Samsung initially got into some hot water when Watchdog revealed how much of the storage space was consumed by all of this software, but with various updates and tweaks the phone has matured and remains a good option – especially at a far lower price from when it originally hit the streets.

Samsung Galaxy Note 3

Samsung Galaxy Note 3

Already in its third-generation iteration, the Galaxy Note 3 continues to push the boundaries in the 'phablet' category, this time with outstanding performance, exceptional battery life (does this thing ever need charging?), and the continued use of the S-Pen for allowing sketching, editing, and easy cut and pasting.

Of course, you don't need to use the pen at all to still benefit from a phone with a 5.7-inch display, and the all-day battery life that will never leave you worried about running out of steam at a critical moment.

The Note 3 will even let you capture video in 4K Ultra-HD resolution, which will go nicely with that new TV you're obviously going to buy to accompany it.

Windows Phone


Lumia 1020

Nokia Lumia 1020

If Nokia sold the Lumia 1020 as a camera, it would probably still have people queuing up to buy one. Those extra pixels aren't just there to create stupidly large photos, but to offer exceptional flexibility and quality for ordinary day-to-day shots, such as a lossless zoom that lets you zoom in or out after you've taken the photo.

You can now even adjust the focus on photos after the event, while the Xenon flash leads to equally impressive photos indoors. We best not forget the optional camera grip, with a secondary battery and tripod mount, to improve things even more.

Have we forgotten something? Oh yes, it's also a bloody good Windows Phone with an extra-bright AM-OLED display, stacks of free Nokia apps for free navigation, and the recently updated MixRadio to let you create a personalised radio station.

Lumia 1520

Nokia Lumia 1520

What better way to mark the merging of Nokia and Microsoft than with a new flagship phone, bringing the first full-HD display to Windows Phone, the fastest quad-core Snapdragon 800 processor, and the ability to place more tiles on its huge 6-inch display.

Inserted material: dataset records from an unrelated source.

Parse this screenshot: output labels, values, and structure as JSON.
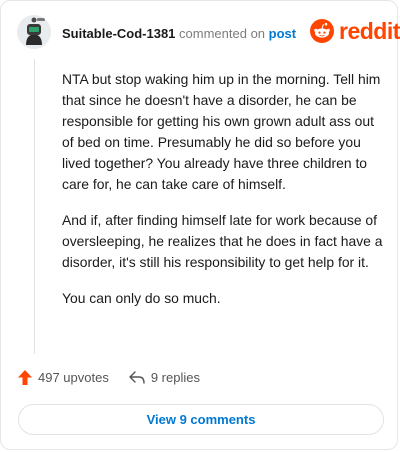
{
  "comment": {
    "author": "Suitable-Cod-1381",
    "action_text": "commented on",
    "post_link": "post",
    "paragraphs": [
      "NTA but stop waking him up in the morning. Tell him that since he doesn't have a disorder, he can be responsible for getting his own grown adult ass out of bed on time. Presumably he did so before you lived together? You already have three children to care for, he can take care of himself.",
      "And if, after finding himself late for work because of oversleeping, he realizes that he does in fact have a disorder, it's still his responsibility to get help for it.",
      "You can only do so much."
    ]
  },
  "brand": {
    "name": "reddit",
    "color": "#ff4500",
    "icon": "reddit-alien-icon"
  },
  "footer": {
    "upvotes": "497 upvotes",
    "replies": "9 replies",
    "view_comments": "View 9 comments",
    "upvote_icon": "upvote-arrow-icon",
    "reply_icon": "reply-arrow-icon",
    "accent": "#0079d3"
  }
}
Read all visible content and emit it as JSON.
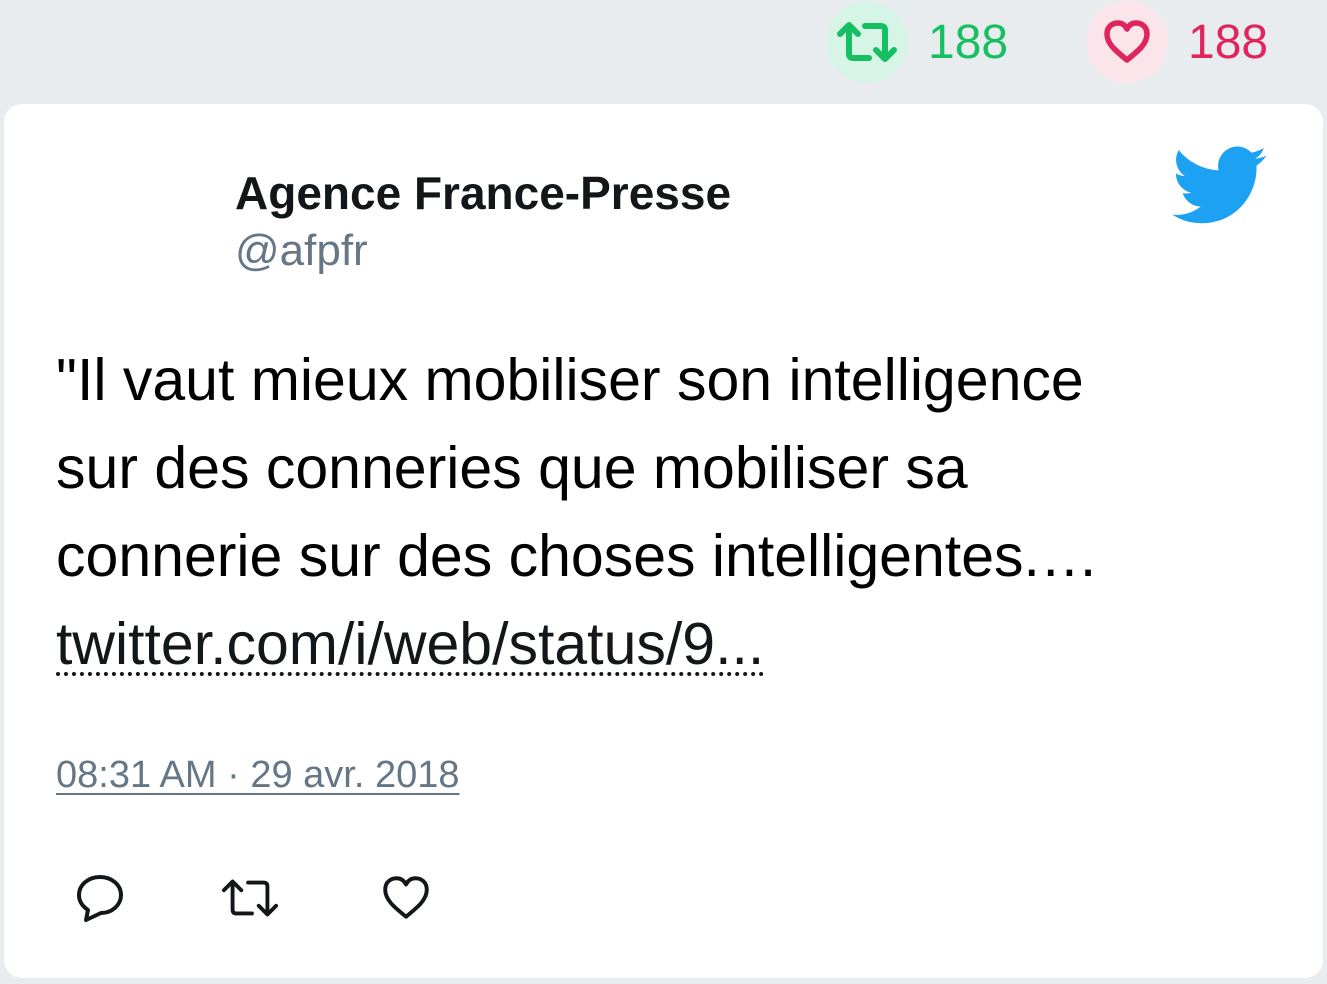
{
  "stats": {
    "retweet_count": "188",
    "like_count": "188",
    "retweet_color": "#17bf63",
    "like_color": "#e0245e",
    "retweet_icon": "retweet-icon",
    "like_icon": "heart-icon"
  },
  "tweet": {
    "author_name": "Agence France-Presse",
    "author_handle": "@afpfr",
    "text_lines": [
      "\"Il vaut mieux mobiliser son intelligence",
      "sur des conneries que mobiliser sa",
      "connerie sur des choses intelligentes.…"
    ],
    "link_text": "twitter.com/i/web/status/9...",
    "timestamp": "08:31 AM · 29 avr. 2018",
    "brand_icon": "twitter-bird-icon",
    "brand_color": "#1da1f2"
  },
  "actions": {
    "reply_icon": "reply-icon",
    "retweet_icon": "retweet-icon",
    "like_icon": "heart-icon"
  }
}
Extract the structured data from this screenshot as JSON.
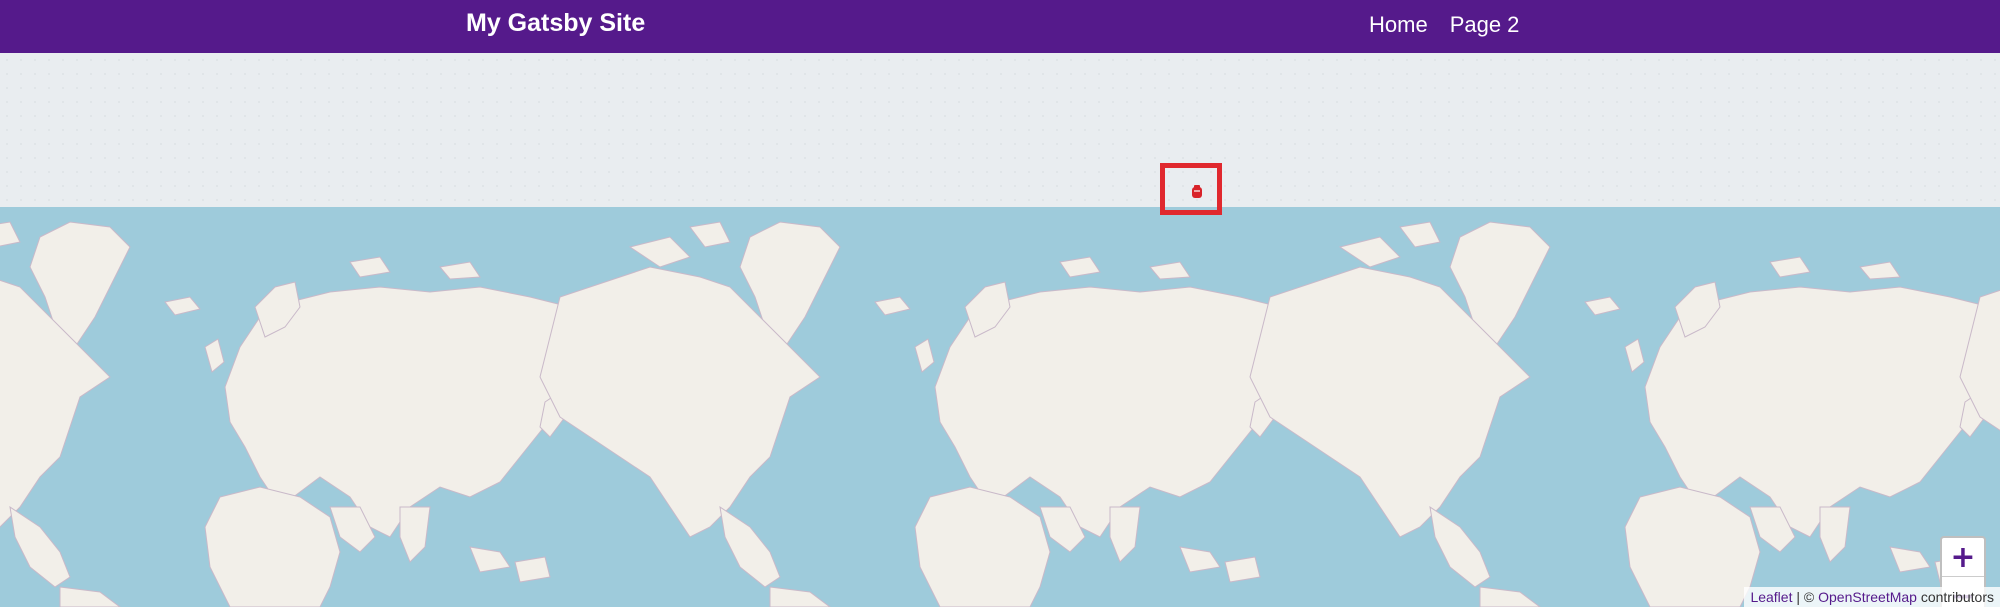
{
  "header": {
    "site_title": "My Gatsby Site",
    "nav": [
      {
        "label": "Home"
      },
      {
        "label": "Page 2"
      }
    ],
    "background_color": "#551a8b"
  },
  "map": {
    "zoom_in_label": "+",
    "zoom_out_label": "−",
    "attribution": {
      "leaflet": "Leaflet",
      "separator": "| ©",
      "osm": "OpenStreetMap",
      "contributors": "contributors"
    },
    "marker_icon": "map-marker-icon",
    "ocean_color": "#9ecbdb",
    "land_color": "#f2efe9",
    "highlight_color": "#e0282e"
  }
}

The Lumia 1520 doesn't sport the 1020's epic 41-megapixel image sensor, but nobody should be too upset with a 20.7-megapixel one instead. You still get the same great camera functionality, while enjoying the largest screen on a Windows Phone ever.

Lumia 625

Nokia Lumia 625

The best selling Windows Phone models from Nokia have been at the lower end of the range, and the Lumia 625 - which costs under £200 on prepay - is a perfect example of mixing performance with affordability. Although down on pixels and not quite reaching HD-resolution, the 4.7-inch screen is still far from low-rent, and the addition of 4G means you can still enjoy super-fast data speeds.

An external card slot accompanies the otherwise disappointing 8GB of internal storage, and the only feature lacking is the clever PureView camera tech, with the 625 making do with a more humble 5-megapixel snapper. For everything else, the powerful dual-core phone is a great entry into the world of Windows Phone.